2008) (per curiam) (citing Clay Elec. Coop., Inc. v. Johnson, 873 So. 2d 1182, 1185 (Fla. 2003)). “Florida, like other jurisdictions, recognizes that as a general matter, a bank does not owe a duty of care to a noncustomer with whom the bank has no direct relationship.” Chang v. JPMorgan Chase Bank, N.A., 845 F.3d 1087, 1094 (11th Cir. 2017) (internal quotation omitted). However, the Eleventh Circuit recognizes an exception to this rule: “a bank may be liable to a noncustomer for its customer’s misappropriation when a fiduciary relationship exists between the customer and the noncustomer, the bank knows or ought to know of the fiduciary relationship, and the bank has actual knowledge of its customer’s misappropriation.” Id. at 1095-95. Here, the undisputed material facts establish that Safra owed no duty to ADS. First, ADS has never been a customer of Safra. Safra, in general, does not owe a duty of care to noncustomers.

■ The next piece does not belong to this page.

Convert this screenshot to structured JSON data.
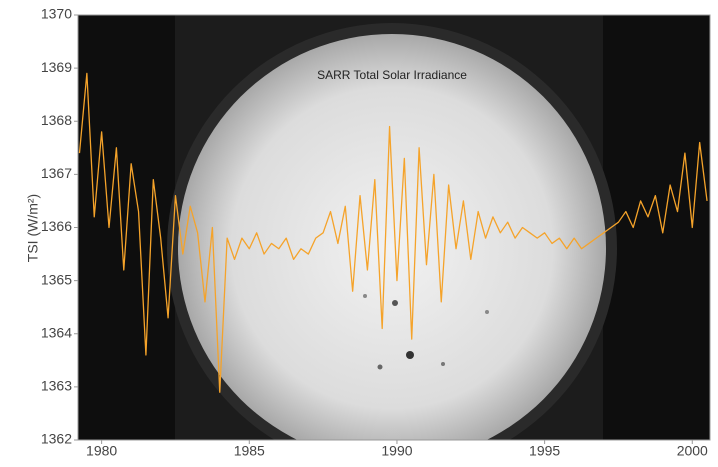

Id. Moreover, the circumstances of this action do not fall within the exception recognized by the Eleventh Circuit in Chang. Indeed, there is no evidence suggesting that Safra knew or should have known that ADS had a fiduciary relationship with IB Corp or that IB Corp had misappropriated ADS’s assets.3 As a result, Safra is entitled to judgment as a matter of law on ADS’s negligence claim against it (Count III).4
3 The Court notes that the Default Judgment against IB Corp. on ADS’s conversion and negligence claims is based on the facts as alleged in the Complaint—which the Court deemed admitted against IB Corp based on IB Corp’s failure to answer or otherwise respond to the Complaint. The record evidence presented in this summary judgment briefing does not establish that a fiduciary relationship existed between ADS and IB Corp. or that IB Corp. misappropriated ADS’s assets. 4 Because the Court finds that Safra did not owe ADS a duty, it does not address whether ADS has presented any CONCLUSION Based on the foregoing, it is ORDERED AND ADJUDGED as follows: 1. Safra’s Dispositive Motion for Summary Final Judgment, [ECF No. 34], is GRANTED. 2. The Court will enter a separate judgment. 3. This case is CLOSED, and all pending motions are DENIED as MOOT. DONE AND ORDERED in Chambers at Miami, Florida, this 29th day of November, 2023.